Getting into the creative zone for interior decorating can take time and a lot of attempts but as Kimberley, the author of Swoon Worthy discovered, it can very soon become addictive. To help you on your way, she’s sharing with us her interior decorating story. Sit back, put the kettle on and prepare to be inspired…
I fell in love with the ‘Abigail Ahern’ aesthetic about four years ago. Deep, dark enveloping walls with pops of bright colours felt very fresh to me at the time and as an interiors enthusiast, it didn’t take long for me to decide to paint my Edwardian dining room a deep indigo blue.
Fast forward three years and I found myself a freelance writer with a new puppy working from home. Puppy training and all that went with dog ownership meant I couldn’t hole myself up in my office and so I found myself working mostly from our dark blue dining room which had access to the kitchen and back garden – handy for allowing the pup his potty breaks! A rainy summer in Manchester followed by an equally rainy and overcast autumn and winter followed and I felt myself feeling depressed spending so many hours in the space. I realised the dark blue – whilst perfect for a room that was used mostly in the evenings – now felt dark and oppressive during the day and not entirely conducive to writing on a laptop for hours on end or taking photographs for my blog.
I decided a change was needed – a big change. I wanted a light and airy room that maximised the South Western facing light. I wanted to finally sort out the small details that had niggled me since we’d moved in – the floorboards that were beyond repair, the non-working fireplace which was simply a plastered hole in the wall, the missing skirting board in various areas of the room and the broken door handles I’d ignored for years.

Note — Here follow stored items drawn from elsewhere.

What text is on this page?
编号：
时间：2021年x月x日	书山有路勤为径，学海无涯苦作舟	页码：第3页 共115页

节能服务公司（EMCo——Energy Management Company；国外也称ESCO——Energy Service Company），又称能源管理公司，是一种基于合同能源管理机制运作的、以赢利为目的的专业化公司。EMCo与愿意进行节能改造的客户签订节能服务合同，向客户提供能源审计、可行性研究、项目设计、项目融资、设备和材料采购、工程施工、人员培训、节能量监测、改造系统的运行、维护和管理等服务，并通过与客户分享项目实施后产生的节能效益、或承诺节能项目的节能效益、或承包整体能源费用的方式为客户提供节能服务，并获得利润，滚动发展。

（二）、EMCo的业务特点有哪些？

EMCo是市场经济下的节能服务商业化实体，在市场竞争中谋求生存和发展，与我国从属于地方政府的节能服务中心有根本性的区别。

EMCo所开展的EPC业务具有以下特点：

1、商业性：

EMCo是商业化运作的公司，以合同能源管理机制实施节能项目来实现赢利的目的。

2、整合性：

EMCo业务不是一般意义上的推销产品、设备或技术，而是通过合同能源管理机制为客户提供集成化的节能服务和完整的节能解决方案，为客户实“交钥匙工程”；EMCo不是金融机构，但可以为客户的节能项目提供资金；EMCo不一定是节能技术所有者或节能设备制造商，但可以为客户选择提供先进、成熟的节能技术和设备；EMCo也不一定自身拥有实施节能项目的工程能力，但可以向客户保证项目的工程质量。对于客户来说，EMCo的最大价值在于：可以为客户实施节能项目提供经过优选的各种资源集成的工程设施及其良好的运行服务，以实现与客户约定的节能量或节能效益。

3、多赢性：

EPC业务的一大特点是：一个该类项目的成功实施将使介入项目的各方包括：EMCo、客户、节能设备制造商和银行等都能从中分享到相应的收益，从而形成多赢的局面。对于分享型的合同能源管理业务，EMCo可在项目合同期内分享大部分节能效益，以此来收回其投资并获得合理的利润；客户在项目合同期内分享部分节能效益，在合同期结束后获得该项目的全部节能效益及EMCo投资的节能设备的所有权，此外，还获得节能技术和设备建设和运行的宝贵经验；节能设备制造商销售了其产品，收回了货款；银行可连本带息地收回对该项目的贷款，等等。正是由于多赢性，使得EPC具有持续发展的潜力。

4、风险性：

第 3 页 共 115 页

I created a moodboard built around one specific piece of art that I loved called Marie by Gina Julian. I chose a pale grey colour for the walls (Dimpse by Farrow and Ball) and discovered a graphic digital wallpaper from Eades Bespoke that tied my colour scheme together. I also wanted some contrast. I already had a black and gold lacquered console table which I wanted to keep, so decided to paint the fireplace surround in black as well to balance it out and then use marble effect porcelain tiles from Tile Mountain with a brass trim for a glamorous effect.
My painted Chippendale Chairs (scored on eBay for a song a few years back) and my white dining table were going to stay, but I decided to have the chairs reupholstered in one of my favourite fabrics – Jamil Natural, a wonderful leopard print that brought contrast and texture to the space.
One of my favourite aspects of the design was the use of wall panels and trim. We installed new skirting boards from The Skirting Board shop along with a dado rail and architraves around the open doorway to the kitchen and then using wood trim, creating square panels on every wall. This gave the room a touch of grandeur and gave a nod to the home’s Edwardian character.
For a touch of bohemian comfort, I chose ethically-sourced accents like a cowhide rug in black and white from Hide & Seek London and hung a carved cowskull from SkullBliss.
I think every room should have a vintage piece to create an eclectic vibe and so I purchased a mid-century sideboard from a vintage trader in Leeds, which complemented the colour of the newly stained and finished pine floorboards.
DIY marble effect shelves were hung above our bar cart and I peppered the room with gold accents and colourful accessories including my own abstract artwork.
It took a couple of months of chaos to complete the room and my partner and I worked tirelessly to get it all done ourselves but those weeks of dust, paint and craziness were worthwhile. The room is now a pleasure to be in – a light bright space that we are happy to spend time in and a real reflection of our aesthetic.